Мишка Гнездин, принаряженный и углаженный в ниточку, появился под конец дня, в тот час, когда собираются к больным родня и разные желающие их навестить. Не укладывалась как-то его репутация с вниманием и нежностью к Наташе, к ее беде, да он, очевидно, и сам это понимал и потому, как ни пытал его Корней, не признался ни в каких дальних намерениях. «Надо же все-таки когда-то стать человеком, – объяснил он свое отношение к Наташе, оставшись с Корнеем наедине. – От меня не убудет. Силы у меня на двоих, а пропадет она зря, ни в грош! Я чем смогу помогу, и сам около милых, добрых людей пооботрусь!» Мишка передал от себя в гостинец пачку дорогих папирос, ароматных и кислых, которых Корней никогда не курил, после чего допоздна, пока его не турнули, забавлял Наташу шутками или ворковал, как голубь. «Экое счастье из ничего! – думал Корней, глядя на них из своей палаты. – Мишка становится че-ло-ве-ком!»

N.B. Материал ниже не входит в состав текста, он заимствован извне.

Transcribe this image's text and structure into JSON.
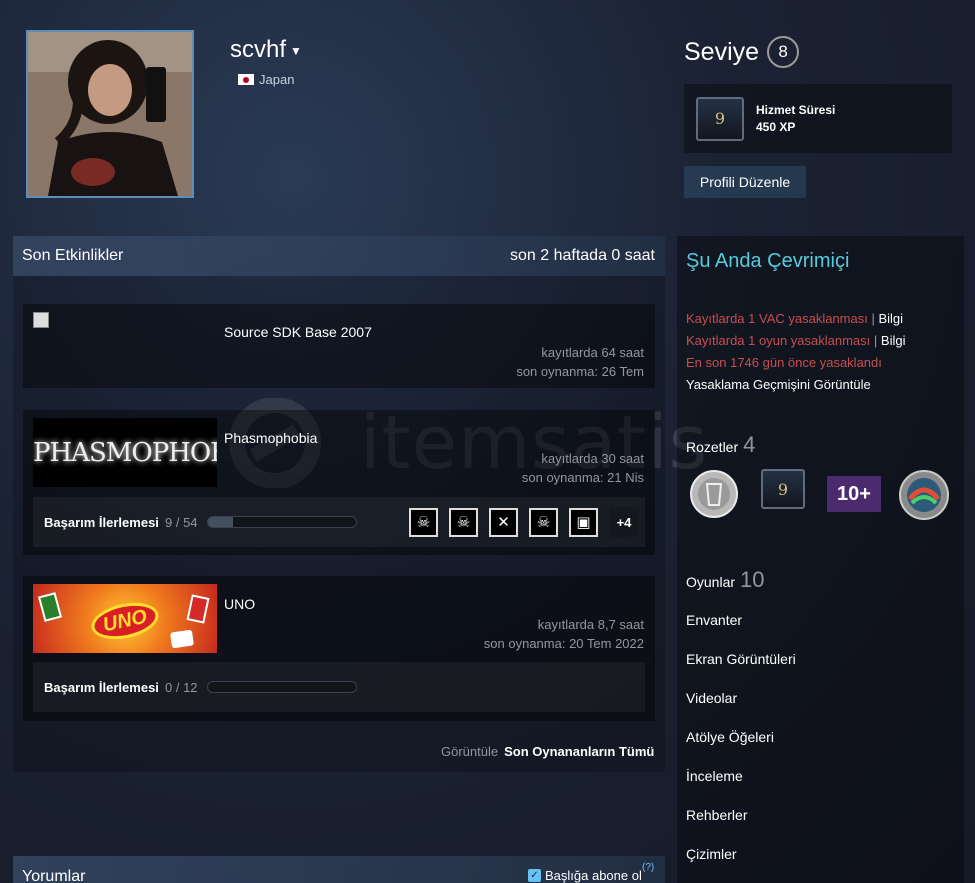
{
  "profile": {
    "persona_name": "scvhf",
    "country": "Japan",
    "level_label": "Seviye",
    "level": "8",
    "service_badge_title": "Hizmet Süresi",
    "service_badge_xp": "450 XP",
    "service_badge_years": "9",
    "edit_button": "Profili Düzenle"
  },
  "activity": {
    "title": "Son Etkinlikler",
    "summary": "son 2 haftada 0 saat",
    "games": [
      {
        "name": "Source SDK Base 2007",
        "hours": "kayıtlarda 64 saat",
        "last_played": "son oynanma: 26 Tem"
      },
      {
        "name": "Phasmophobia",
        "capsule_text": "PHASMOPHOBIA",
        "hours": "kayıtlarda 30 saat",
        "last_played": "son oynanma: 21 Nis",
        "achievement_label": "Başarım İlerlemesi",
        "achievement_count": "9 / 54",
        "achievement_progress": 0.17,
        "more_achievements": "+4"
      },
      {
        "name": "UNO",
        "capsule_text": "UNO",
        "hours": "kayıtlarda 8,7 saat",
        "last_played": "son oynanma: 20 Tem 2022",
        "achievement_label": "Başarım İlerlemesi",
        "achievement_count": "0 / 12",
        "achievement_progress": 0
      }
    ],
    "view_label": "Görüntüle",
    "view_all_link": "Son Oynananların Tümü"
  },
  "comments": {
    "title": "Yorumlar",
    "subscribe_label": "Başlığa abone ol",
    "help": "(?)"
  },
  "sidebar": {
    "status": "Şu Anda Çevrimiçi",
    "vac_ban": "Kayıtlarda 1 VAC yasaklanması",
    "game_ban": "Kayıtlarda 1 oyun yasaklanması",
    "info": "Bilgi",
    "last_ban": "En son 1746 gün önce yasaklandı",
    "ban_history": "Yasaklama Geçmişini Görüntüle",
    "badges_label": "Rozetler",
    "badges_count": "4",
    "badge_ten_plus": "10+",
    "games_label": "Oyunlar",
    "games_count": "10",
    "links": [
      "Envanter",
      "Ekran Görüntüleri",
      "Videolar",
      "Atölye Öğeleri",
      "İnceleme",
      "Rehberler",
      "Çizimler"
    ]
  },
  "watermark": "itemsatis",
  "colors": {
    "online": "#57cbde",
    "ban": "#c74f4f",
    "muted": "#8f98a0"
  }
}
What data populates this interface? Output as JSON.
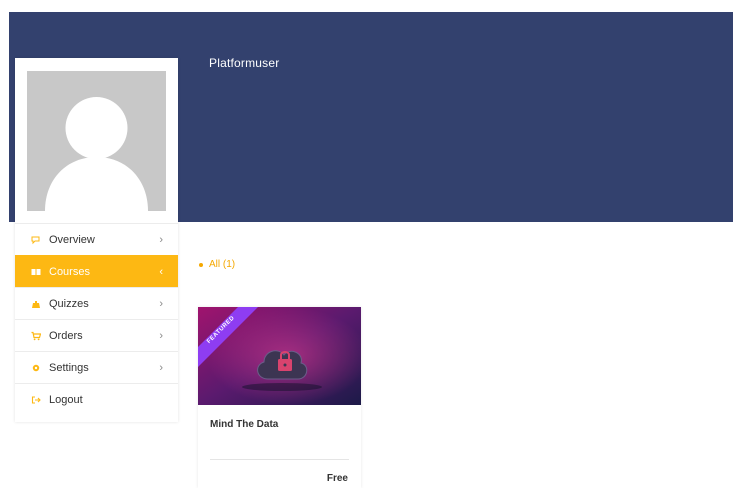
{
  "profile": {
    "username": "Platformuser"
  },
  "menu": {
    "items": [
      {
        "label": "Overview",
        "icon": "overview-icon",
        "active": false
      },
      {
        "label": "Courses",
        "icon": "courses-icon",
        "active": true
      },
      {
        "label": "Quizzes",
        "icon": "quizzes-icon",
        "active": false
      },
      {
        "label": "Orders",
        "icon": "cart-icon",
        "active": false
      },
      {
        "label": "Settings",
        "icon": "gear-icon",
        "active": false
      },
      {
        "label": "Logout",
        "icon": "logout-icon",
        "active": false
      }
    ]
  },
  "filters": {
    "all_label": "All (1)"
  },
  "courses": [
    {
      "title": "Mind The Data",
      "price": "Free",
      "badge": "FEATURED"
    }
  ],
  "colors": {
    "banner": "#33416e",
    "accent": "#fdb813",
    "featured_ribbon": "#8e3df2"
  }
}
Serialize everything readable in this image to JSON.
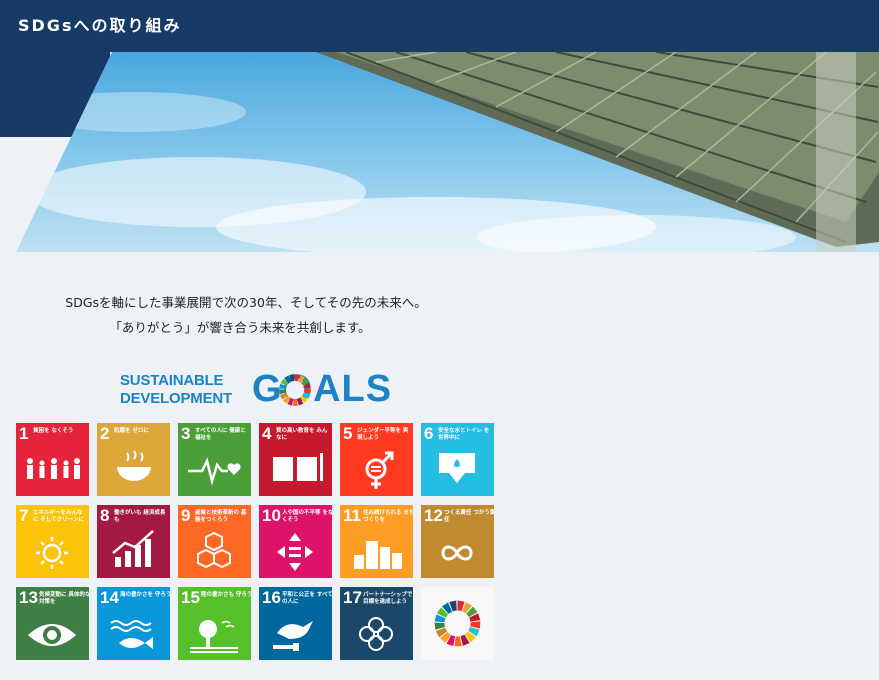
{
  "header": {
    "title": "SDGsへの取り組み"
  },
  "intro": {
    "line1": "SDGsを軸にした事業展開で次の30年、そしてその先の未来へ。",
    "line2": "「ありがとう」が響き合う未来を共創します。"
  },
  "sdg_logo": {
    "line1": "SUSTAINABLE",
    "line2": "DEVELOPMENT",
    "goals_word": "GOALS"
  },
  "goals": [
    {
      "num": "1",
      "label": "貧困を なくそう",
      "color": "#e5243b",
      "icon": "family-icon"
    },
    {
      "num": "2",
      "label": "飢餓を ゼロに",
      "color": "#dda63a",
      "icon": "bowl-icon"
    },
    {
      "num": "3",
      "label": "すべての人に 健康と福祉を",
      "color": "#4c9f38",
      "icon": "heartbeat-icon"
    },
    {
      "num": "4",
      "label": "質の高い教育を みんなに",
      "color": "#c5192d",
      "icon": "book-icon"
    },
    {
      "num": "5",
      "label": "ジェンダー平等を 実現しよう",
      "color": "#ff3a21",
      "icon": "gender-icon"
    },
    {
      "num": "6",
      "label": "安全な水とトイレ を世界中に",
      "color": "#26bde2",
      "icon": "water-icon"
    },
    {
      "num": "7",
      "label": "エネルギーをみんなに そしてクリーンに",
      "color": "#fcc30b",
      "icon": "sun-icon"
    },
    {
      "num": "8",
      "label": "働きがいも 経済成長も",
      "color": "#a21942",
      "icon": "growth-chart-icon"
    },
    {
      "num": "9",
      "label": "産業と技術革新の 基盤をつくろう",
      "color": "#fd6925",
      "icon": "cubes-icon"
    },
    {
      "num": "10",
      "label": "人や国の不平等 をなくそう",
      "color": "#dd1367",
      "icon": "equality-icon"
    },
    {
      "num": "11",
      "label": "住み続けられる まちづくりを",
      "color": "#fd9d24",
      "icon": "city-icon"
    },
    {
      "num": "12",
      "label": "つくる責任 つかう責任",
      "color": "#bf8b2e",
      "icon": "infinity-icon"
    },
    {
      "num": "13",
      "label": "気候変動に 具体的な対策を",
      "color": "#3f7e44",
      "icon": "eye-globe-icon"
    },
    {
      "num": "14",
      "label": "海の豊かさを 守ろう",
      "color": "#0a97d9",
      "icon": "fish-icon"
    },
    {
      "num": "15",
      "label": "陸の豊かさも 守ろう",
      "color": "#56c02b",
      "icon": "tree-icon"
    },
    {
      "num": "16",
      "label": "平和と公正を すべての人に",
      "color": "#00689d",
      "icon": "dove-icon"
    },
    {
      "num": "17",
      "label": "パートナーシップで 目標を達成しよう",
      "color": "#19486a",
      "icon": "rings-icon"
    }
  ],
  "wheel_tile": {
    "icon": "sdg-wheel-icon"
  },
  "colors": {
    "header_navy": "#173a66",
    "background": "#eef2f6",
    "logo_blue": "#1c83c6"
  }
}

Через несколько дней Корнею разрешили вставать с постели, – рана на затылке, нанесенная не то деревянным бруском, не то граненым прутком железа, быстро заживала. Он стал выходить в общий коридор, где в перерывах между лечениями бродили больные, каждый со своей судьбой.

Корней выделил из них несколько человек, особенно примечательных и симпатичных ему каким-то изумительно светлым, взглядом на все окружающее и притягательной теплотой, чего ему всегда не хватало, что напрочь изгонялось из холодного двора Марфы Васильевны.

В той палате, где лежала Наташа Шерстнева, он подружился с Надей Чекалиной, девушкой-геологом, и навещавшим ее женихом Костей. Костя работал на строительстве прорабом участка, это он и написал тогда, после аврала, письмо в Косогорье, упрекая заводчан в нечестности. Наде лечили поврежденный позвоночник. В тайге, при переходе через увал, она упала с верховой лошади и оттуда, из глухомани, ее вывезли на вертолете.

Костя носил очки в толстой неуклюжей оправе, щурился, стеснялся, услужливо исполнял поручения для всех, кто лежал в палате вместе с его невестой, принося из магазинов компоты, шоколадки, курево, а то и принадлежности женского туалета. И виделось в его простоте и преданности что-то до такой степени человеческое, чему научиться нельзя, если не возникнет оно и не разовьется в самой глубине души.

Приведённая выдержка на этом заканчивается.